"The inspector lived in Hroznětín, he was a Karlovy Vary [school] inspector, but in Hroznětín he got a villa... from the Germans. He was given a villa to occupy. I don't know if it was for ownership, probably not, probably just for rent. So he moved in. He came to me and said: 'You, comrade,' of course, I was called a comrade, 'have made a mess of it! I put you here as a model teacher, so that people would leave me alone and there would be no complaints about teaching, and now you suddenly want to leave.' But I said that I didn´t want to leave. He showed me a letter that the communists from Proseč had written, saying that they needed to release me from the education department - I was still Bártová then - to work in agriculture, that there was a shortage of workers. That came to me, that was in 1953. He says to me, 'You don´t want to go there?' I started telling him all about how they had declared my father a kulak and that they were envious people, that they were jealous that I was teaching. He sent me a copy of a letter he wrote to them saying, 'As you need in agriculture, the borderland needs teachers.' He had such praise for me, that I had been honored several times and that I was a model teacher, and he wrote such things about me."
"It was terrible. Imagine when Pepa [my brother Josef] was at the agricultural school in Čáslav and now, from one day to the next, it came that he had to leave the school." - "And that was when, in 1948, aunt?" - "Yes, that was the forty-eighth year. That he had to leave school and go to Proseč. The class professor cried, he had tears flowing when he handed that Pepa over to Daddy. He was a good student... Vláďa was in college in Brno, at the agricultural college. He had to go immediately to the mines in Ostrava. You can imagine what it was like for my mother. Pepa collapsed, had a seizure, fainted as he was working at home, how it affected him. When he was going to school and suddenly he had to go and feed the cows. Not that he wasn't used to it. We had to do everything during the holidays. But not being able to finish school just gave him a nervous breakdown."
"Imagine they had a radio in the factory during the war, on the factory, in that swastika. As there was a swastika and they had a secret radio in there. And there were eight directors in Kolbenka. Each department had its own director. My uncle was the director of the foundry. Suddenly the Gestapo sniffed them out, found the radio and executed all eight directors." - "And they were involved in the resistance?" - "I don't know, you know they were involved, but we don't know such details." - "Even aunt didn't know?" - "No." - "So he didn't tell her about the radio?" - "No, of course not, you know he didn't... he didn't. But after the war, if you'd seen how many manipulators came to see her, heard that they'd seen uncle running away from somewhere, that he was alive... She lived so many years hoping that he would turn up again..."

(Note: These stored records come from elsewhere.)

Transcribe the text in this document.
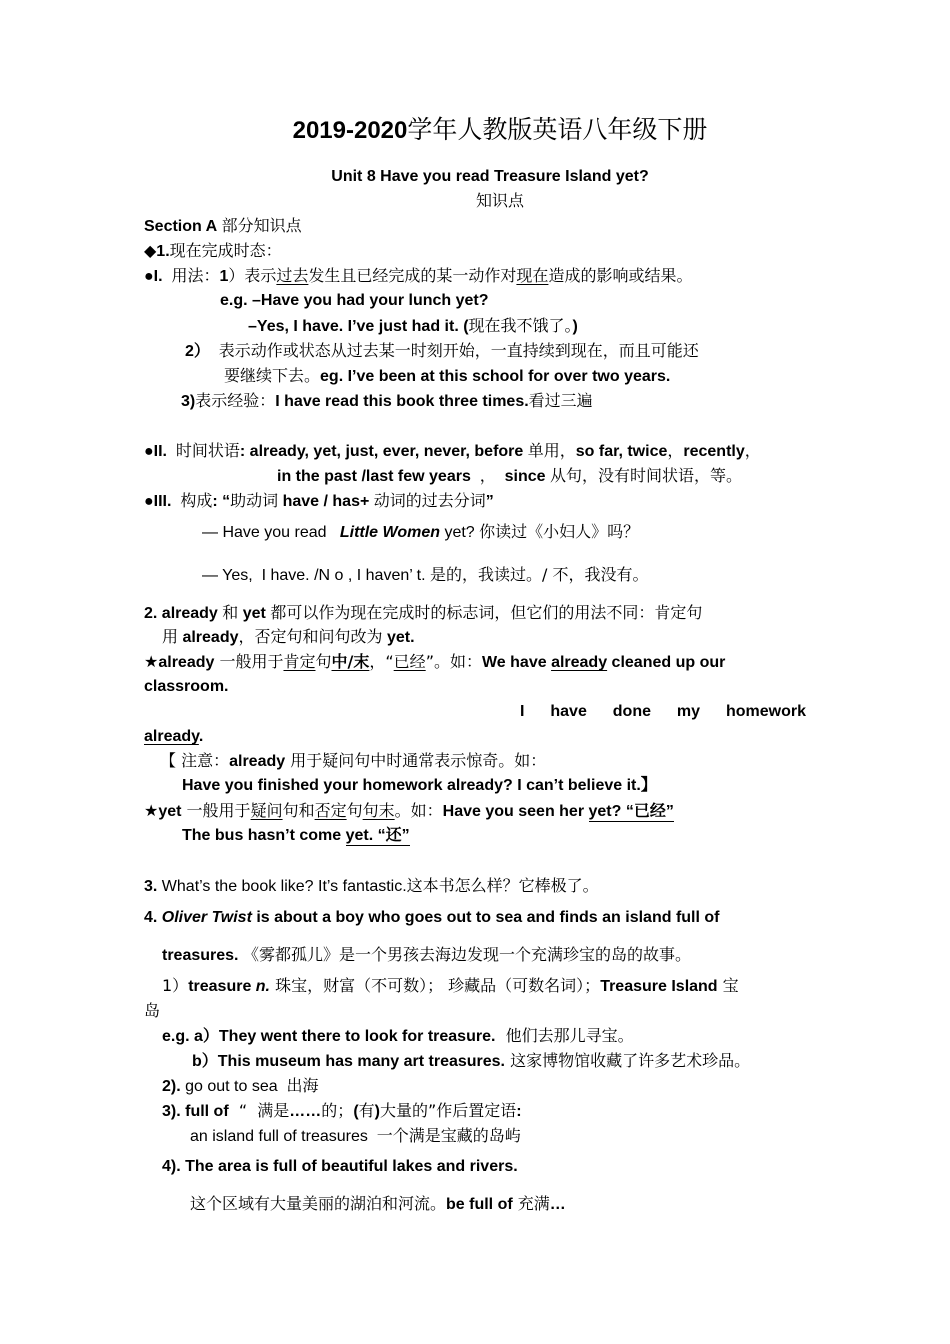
2019-2020学年人教版英语八年级下册
Unit 8 Have you read Treasure Island yet?
知识点
Section A 部分知识点
◆1.现在完成时态：
●I. 用法：1）表示过去发生且已经完成的某一动作对现在造成的影响或结果。
e.g. –Have you had your lunch yet?
–Yes, I have. I’ve just had it. (现在我不饿了。)
2） 表示动作或状态从过去某一时刻开始，一直持续到现在，而且可能还
要继续下去。eg. I’ve been at this school for over two years.
3)表示经验：I have read this book three times.看过三遍
●II. 时间状语: already, yet, just, ever, never, before 单用，so far, twice，recently，
in the past /last few years ， since 从句，没有时间状语，等。
●III. 构成: “助动词 have / has+ 动词的过去分词”
— Have you read   Little Women yet? 你读过《小妇人》吗？
— Yes,  I have. /N o , I haven’ t. 是的，我读过。/ 不，我没有。
2. already 和 yet 都可以作为现在完成时的标志词，但它们的用法不同：肯定句
用 already，否定句和问句改为 yet.
★already 一般用于肯定句中/末，“已经”。如：We have already cleaned up our
classroom.
I have done my homework
already.
【 注意：already 用于疑问句中时通常表示惊奇。如：
Have you finished your homework already? I can’t believe it.】
★yet 一般用于疑问句和否定句句末。如：Have you seen her yet? “已经”
The bus hasn’t come yet. “还”
3. What’s the book like? It’s fantastic.这本书怎么样？它棒极了。
4. Oliver Twist is about a boy who goes out to sea and finds an island full of
treasures. 《雾都孤儿》是一个男孩去海边发现一个充满珍宝的岛的故事。
1）treasure n. 珠宝，财富（不可数）； 珍藏品（可数名词）；Treasure Island 宝
岛
e.g. a）They went there to look for treasure.  他们去那儿寻宝。
b）This museum has many art treasures. 这家博物馆收藏了许多艺术珍品。
2). go out to sea  出海
3). full of  “  满是……的；(有)大量的”作后置定语:
an island full of treasures  一个满是宝藏的岛屿
4). The area is full of beautiful lakes and rivers.
这个区域有大量美丽的湖泊和河流。be full of 充满…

Věra Šedivá, née Bártová, was born on 21 March 1927 in Proseč in Vysočina into the farming family of František Bárta and Marie Bártová (they owned twenty-six hectares of land). She studied at the family schools in Pelhřimov and Čáslav and then at the teachers’ institute in Prague. During the World War II, tragedy struck the family. Uncle Josef Bárta, the director of the ČKD foundry, was executed by the Nazis at the shooting range in Kobylisy on 3 July 1942. After her studies, the witness took up a position as a teacher at the border school in Horní Blatná. In the 1950s, the family suffered communist persecution associated with the collectivization of agriculture. Brothers Josef and Vladimír Bárta had to leave their studies and joined the Technical Engineering Corps. Moreover, the family was evicted from Proseč in 1956. Věra Šedivá lived in Hroznětín at that time and later moved to Nová Role, where she taught at the local school. Around 1971 she was transferred to another workplace for political reasons, then she taught in Chodov and then in Stará Role. She continued her teaching work even in her retirement and ended it in 1993, when she and her husband moved to Černošice. After 1989, the farm in Proseč was repossessed by the Bártas in restitution proceedings and later offered for sale. At the time of recording (2019), the witness lived in Černošice. Věra Šedivá died on 26 December 2024.